Strasbourgʹs SOFFT team—Soft functional systems self-assembled from perfluoroalkylated molecular components

The SOFFT (Systèmes Organisés Fluorés Fonctionnels à Finalités Thérapeutiques) team is engaged in the design, building, characterization and assessment of highly fluorinated functional self-assembled molecular systems (F-SAMS, i.e. fluorinated soft matter). Therefore, it synthesizes dedicated fluorinated building blocks and exploits the specific properties of highly fluorinated chains and components (“hyper”hydrophobicity, lipophobicity, volume, rigidity, surface properties, etc.) to drive self-assembly. The systems investigated include interfacial films and membranes, 2D arrays of surface micelles, composite multilayered films, fluorinated vesicles and tubules, diverse types of emulsions, microbubbles and decorated microbubbles, for which preparation and characterization techniques have been developed. Fluorinated components are used to modify and control phospholipid film and membrane behavior, stabilize and control emulsion and microbubble characteristics, generate micro- and nanocompartments, useful as templates for polymerization or for confinement.

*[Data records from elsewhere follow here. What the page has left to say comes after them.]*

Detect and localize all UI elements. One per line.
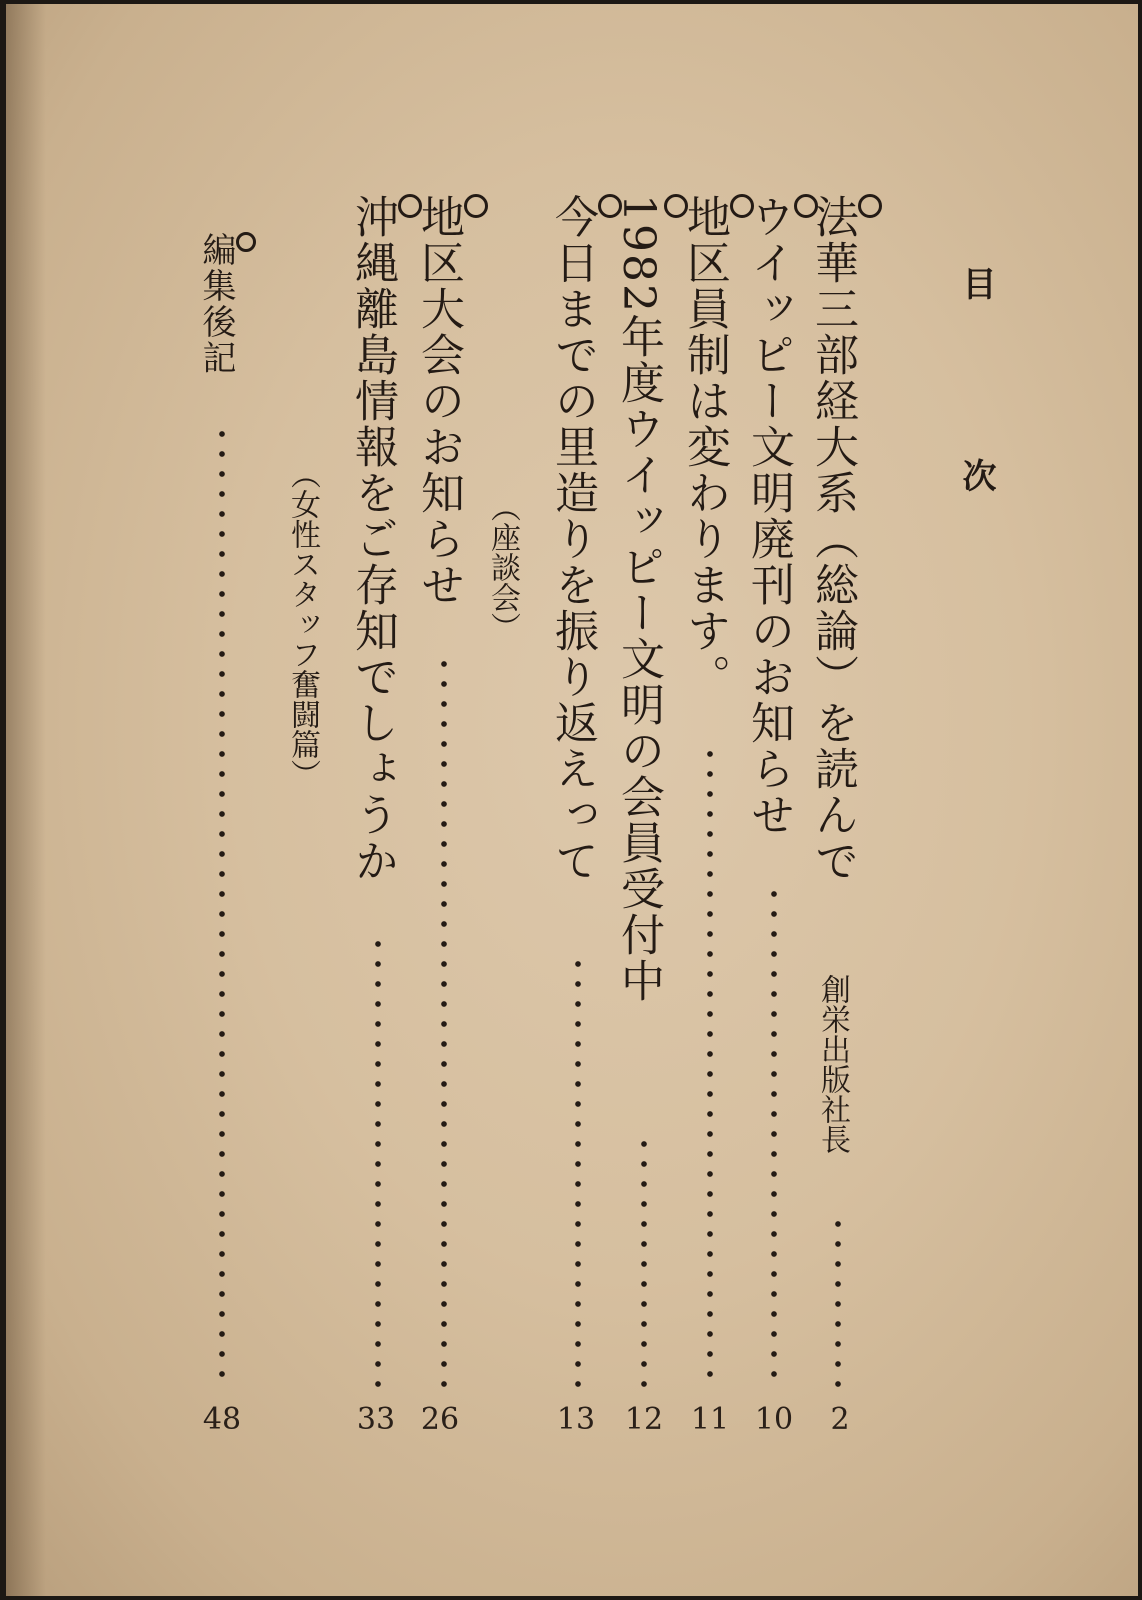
leader-dots <box>770 884 778 1390</box>
leader-dots <box>218 424 226 1390</box>
bullet-circle-icon <box>464 194 488 218</box>
leader-dots <box>640 1134 648 1390</box>
bullet-circle-icon <box>794 194 818 218</box>
entry-title: ウイッピー文明廃刊のお知らせ <box>743 194 794 838</box>
entry-author: 創栄出版社長 <box>815 974 850 1154</box>
page-number: 2 <box>830 1402 850 1437</box>
bullet-circle-icon <box>664 194 688 218</box>
page-number: 48 <box>202 1402 242 1437</box>
entry-title: 今日までの里造りを振り返えって <box>547 194 598 884</box>
page-number: 10 <box>754 1402 794 1437</box>
leader-dots <box>834 1214 842 1390</box>
entry-title: 編集後記 <box>196 232 236 376</box>
bullet-circle-icon <box>598 194 622 218</box>
toc-entry[interactable] <box>196 232 264 376</box>
bullet-circle-icon <box>236 232 256 252</box>
entry-title: 地区大会のお知らせ <box>413 194 464 608</box>
leader-dots <box>374 934 382 1390</box>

Key findings include formation on water and solid supports of surface hemimicelles that provide nanometer-size surface patterns; stacking of self-assembled hemimicelles; reversible vertical phase segregation in surface films; exploration of 2D/3D transitions in surface films; obtaining of facetted fluid vesicles; improved emulsion and bubble stabilization and particle control; determination of the mechanism of emulsion stabilization by (F-alkyl)alkyl diblocks; characterization of a co-surfactant effect for non-polar molecules; obtaining of narrowly sized populations of stable microbubbles; and correlation of bubble size and stability with wall and internal phase components. Targeted applications include lung surfactant replacement preparations; adhesion control of cells capable of insulin production; parenteral oxygen delivery and pulmonary drug delivery; and tools for biomedical research. Multiscale objects are currently being investigated, such as microbubbles decorated with magnetic particles destined for multimodal diagnostic imaging and, in materials science, for their non-linear magnetic, optical and magneto-optic properties.